Half a billion people worldwide live with diabetes. There are different types with different causes, but all lead people to have too much sugar in their blood. If not well controlled, this excess glucose can inflict damage throughout the body, putting people at risk of gum disease, nerve damage, kidney disease, blindness, amputations, heart attack, stroke and cancer.

For now, patients manage the condition with medicines, insulin and lifestyle changes, but a new generation of treatments could reverse the disease. Details of the first woman treated for type 1 diabetes with stem cells taken from her own body were announced last month. Beforehand, the 25-year-old needed substantial amounts of insulin. Now she produces her own.

In April, a similar cell transplant allowed a 59-year-old man with type 2 diabetes to come off insulin. It’s early days and challenges remain, not least around scaling the treatment, but the results so far are exciting.

Cancer vaccines

Ian Sample

Vaccines were one of the remarkable success stories of the pandemic. Now scientists hope the same mRNA technology that underpinned the Moderna and Pfizer-BioNTech Covid-19 jabs can be used to train the immune system to recognise and attack cancer.

These jabs work by providing an instruction to the patient’s cells to churn out a particular protein that acts as a flag for the immune system to target. In this case, scientists are tailoring the vaccine design to proteins on the surface of a patient’s cancer cells.

In August, hundreds of patients entered the world’s first personalised mRNA cancer vaccine trial for melanoma and trials are under way for pancreatic, bowel and other cancers. And since the protection afforded by vaccines can be long-lasting, it may be possible to use the approach as a preventive measure, for those with high genetic risk of breast or ovarian cancer, and to stop cancer returning.

AI will help catch cancers more quickly

Robert Booth

The next four years are set to see rapid progress in the use of artificial intelligence to better diagnose serious illnesses like lung cancers and brain tumours, which should mean longer lives.

The tech is being rolled out in hospitals, including several in the north of England, to catch cancers quicker and prolong lives. The system, which scans x-rays and prioritises cases where it spots something suspicious that the human clinician may have missed, has been shown to improve diagnostic accuracy by 45% and diagnostic efficiency by 12%, according to the South Tyneside and Sunderland NHS Foundation Trust.

The James Webb telescope is making extraordinary finds

Hannah Devlin

In the two years since its launch, the James Webb space telescope has revealed the night sky in a series of images that are technicolour masterpieces. It is also enabling unprecedented discoveries about the origins of stars, black holes, the evolution of the universe and the likelihood of life existing elsewhere in the cosmos.

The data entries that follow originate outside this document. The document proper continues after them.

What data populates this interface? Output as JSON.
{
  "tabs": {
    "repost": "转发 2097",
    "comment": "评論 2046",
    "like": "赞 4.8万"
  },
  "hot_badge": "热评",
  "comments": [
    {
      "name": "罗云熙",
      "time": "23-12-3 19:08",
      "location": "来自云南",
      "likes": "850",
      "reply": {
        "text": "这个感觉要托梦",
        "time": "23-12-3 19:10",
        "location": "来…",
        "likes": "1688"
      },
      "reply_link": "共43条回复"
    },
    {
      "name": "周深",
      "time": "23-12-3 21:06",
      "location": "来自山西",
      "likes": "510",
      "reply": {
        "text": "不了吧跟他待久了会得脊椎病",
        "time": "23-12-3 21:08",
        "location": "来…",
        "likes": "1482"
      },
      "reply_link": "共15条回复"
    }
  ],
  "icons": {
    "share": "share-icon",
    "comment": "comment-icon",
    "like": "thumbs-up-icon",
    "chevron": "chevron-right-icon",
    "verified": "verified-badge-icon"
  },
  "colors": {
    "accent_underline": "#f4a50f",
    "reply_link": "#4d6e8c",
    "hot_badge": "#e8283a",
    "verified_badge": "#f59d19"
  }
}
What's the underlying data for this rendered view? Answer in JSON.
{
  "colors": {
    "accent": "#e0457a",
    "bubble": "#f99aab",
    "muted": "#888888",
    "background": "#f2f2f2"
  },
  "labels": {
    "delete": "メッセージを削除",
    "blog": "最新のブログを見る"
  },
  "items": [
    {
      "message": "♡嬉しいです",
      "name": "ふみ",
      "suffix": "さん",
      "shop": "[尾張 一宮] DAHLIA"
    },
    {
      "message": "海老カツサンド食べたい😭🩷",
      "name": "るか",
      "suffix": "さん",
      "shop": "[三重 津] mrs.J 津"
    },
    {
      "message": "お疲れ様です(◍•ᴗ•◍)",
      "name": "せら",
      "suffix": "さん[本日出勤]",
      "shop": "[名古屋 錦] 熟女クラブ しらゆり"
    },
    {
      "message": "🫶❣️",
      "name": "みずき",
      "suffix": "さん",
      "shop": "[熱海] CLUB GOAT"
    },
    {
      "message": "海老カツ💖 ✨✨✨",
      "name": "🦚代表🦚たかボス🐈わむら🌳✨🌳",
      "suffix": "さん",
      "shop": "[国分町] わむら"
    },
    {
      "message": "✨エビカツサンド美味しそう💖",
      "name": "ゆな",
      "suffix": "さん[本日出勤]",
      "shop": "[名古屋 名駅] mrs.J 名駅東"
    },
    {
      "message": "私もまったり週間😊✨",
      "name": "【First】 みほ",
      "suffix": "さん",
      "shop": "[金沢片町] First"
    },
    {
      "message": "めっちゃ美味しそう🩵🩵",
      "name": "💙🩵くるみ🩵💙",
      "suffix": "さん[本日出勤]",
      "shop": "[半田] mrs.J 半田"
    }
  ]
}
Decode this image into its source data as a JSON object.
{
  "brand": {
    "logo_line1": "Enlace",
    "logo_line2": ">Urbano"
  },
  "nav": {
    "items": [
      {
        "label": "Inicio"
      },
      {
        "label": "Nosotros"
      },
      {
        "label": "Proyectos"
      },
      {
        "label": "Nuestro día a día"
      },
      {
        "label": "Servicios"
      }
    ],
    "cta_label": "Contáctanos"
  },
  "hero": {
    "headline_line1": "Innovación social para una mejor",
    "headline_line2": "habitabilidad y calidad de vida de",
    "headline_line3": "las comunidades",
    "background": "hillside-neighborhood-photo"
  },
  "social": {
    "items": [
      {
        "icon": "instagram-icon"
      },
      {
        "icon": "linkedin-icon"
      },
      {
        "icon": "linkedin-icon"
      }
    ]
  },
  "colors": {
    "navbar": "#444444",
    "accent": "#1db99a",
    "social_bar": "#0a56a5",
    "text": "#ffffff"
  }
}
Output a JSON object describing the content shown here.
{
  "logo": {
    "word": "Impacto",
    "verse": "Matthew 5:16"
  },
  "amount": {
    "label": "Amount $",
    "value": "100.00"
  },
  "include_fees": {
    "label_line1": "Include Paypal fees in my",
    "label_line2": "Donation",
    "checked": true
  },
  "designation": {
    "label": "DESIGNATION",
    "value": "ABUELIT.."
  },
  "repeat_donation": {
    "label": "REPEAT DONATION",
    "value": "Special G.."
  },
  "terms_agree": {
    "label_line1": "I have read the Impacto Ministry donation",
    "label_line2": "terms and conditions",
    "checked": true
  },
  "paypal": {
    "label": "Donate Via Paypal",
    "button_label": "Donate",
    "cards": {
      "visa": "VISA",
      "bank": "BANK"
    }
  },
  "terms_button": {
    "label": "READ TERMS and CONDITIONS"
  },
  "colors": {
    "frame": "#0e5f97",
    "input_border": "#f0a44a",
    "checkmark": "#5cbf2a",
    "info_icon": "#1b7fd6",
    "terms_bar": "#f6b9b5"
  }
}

The telescope is so powerful that it has observed galaxies that existed when the universe was less than 300m years old, whose light has travelled for 14bn years – almost the age of the universe itself – to reach us. Capturing light from the first stars to light up the sky – long viewed as a holy grail in astronomy – now appears within reach. Some of these discoveries are upending conventional theories, with the earliest galaxies appearing far brighter or bigger than expected and the first blackholes appearing to have snowballed more quickly than can be explained by current models.

In science, weird and unexpected findings are not viewed with disappointment – they are the fuel that powers the next revolution. This telescope promises to do just that for our understanding of the history of the universe and whether we humans are alone in it.

Renewable energy is gaining pace

Jillian Ambrose

The world’s transition to green energy is gaining pace. A recent report by the International Energy Agency (IEA), the world’s energy watchdog, found that over the next six years renewable energy projects are on track to roll out at three times the pace of the previous six years. This would put the world on course to outpace the 2030 goals set by governments to create a total global renewable energy capacity roughly equal to the existing power systems in China, the EU, India and the US combined.

In Europe, the boom in solar power caused market prices to turn negative for a record number of hours this summer. Wind developers are preparing to launch a new generation of floating offshore wind turbines to better capture the more powerful wind speeds further from the shore.

The green electricity surge will be led by the clean energy programmes of China and India, which would help to displace the fossil fuel consumption of two of the most polluting countries in the world.

China will have more than half of the world’s renewables by the end of the decade, according to the IEA, which is already thought to have slowed China’s pipeline of future coal power plants. The number of new permits for coal plants in China has fallen from 100GW in 2022 and 2023 to only 12 new projects totaling 9.1GW in the first half of 2024, according to Global Energy Monitor.